French Onion Soup with Port
Serves: 8Hands-on: 15 minutesTotal: 1 hour 30 minutesDifficulty: Medium
- 4 oz. unsalted butter
- 3 Tbsp. olive oil
- 3 lbs. Spanish onions, sliced
- 2 garlic cloves, chopped
- 1 pinch thyme
- 2 bay leaves
- 1 Tbsp. sugar
- 1 tsp. salt
- 2 Tbsp. flour
- 2 pints veal stock
- 1½ cup port
- 1 tsp. pepper
- 16 slices toasted French bread
- 1 cup grated Gruyere cheese
- Melt butter and olive oil in a large heavy pot over medium heat. Add onions, garlic, thyme, and bay leaves and continue stirring until lightly browned. Reduce the heat to low, cover, and cook, stirring occasionally until onions turn golden, about 15 minutes.
- Uncover, sprinkle with the sugar and ½ teaspoon salt. Raise heat to medium and continue cooking uncovered approximately 30 minutes, stirring often.

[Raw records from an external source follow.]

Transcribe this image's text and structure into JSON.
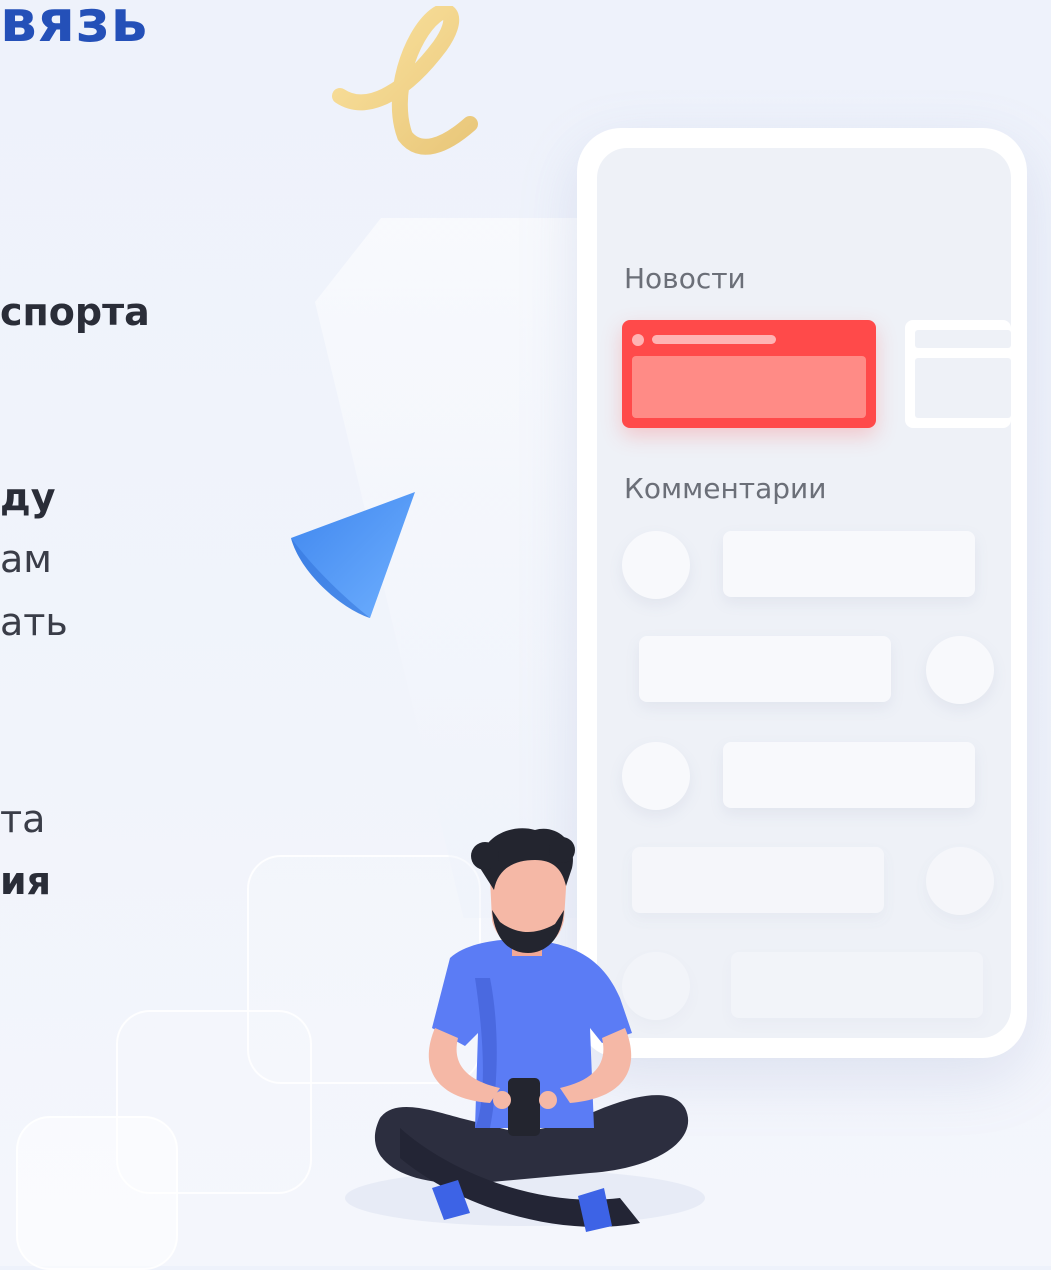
{
  "left_text": {
    "heading": "вязь",
    "line1": "спорта",
    "line2": "ду",
    "line3": "ам",
    "line4": "ать",
    "line5": "та",
    "line6": "ия"
  },
  "phone": {
    "news_label": "Новости",
    "comments_label": "Комментарии"
  },
  "colors": {
    "heading": "#2450b8",
    "news_card": "#ff4a4a",
    "shirt": "#5b7cf5"
  },
  "icons": {
    "swirl": "swirl-decoration-icon",
    "cone": "cone-decoration-icon",
    "person": "person-with-phone-illustration"
  }
}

- Sprinkle flour over onions and cook until flour is browned, 2 to 3 minutes. Pour in stock, a bit at a time, while stirring. Raise heat to high and bring to boil. Stir in port, ½ teaspoon salt, and pepper. Reduce heat to low and cover. Cook until onions start to dissolve, about 45 minutes.
- Preheat broiler. Ladle soup into ovenproof bowls. Top each bowl with two slices of toasted French bread. Sprinkle with grated cheese.
- Broil until cheese melts. Serve immediately.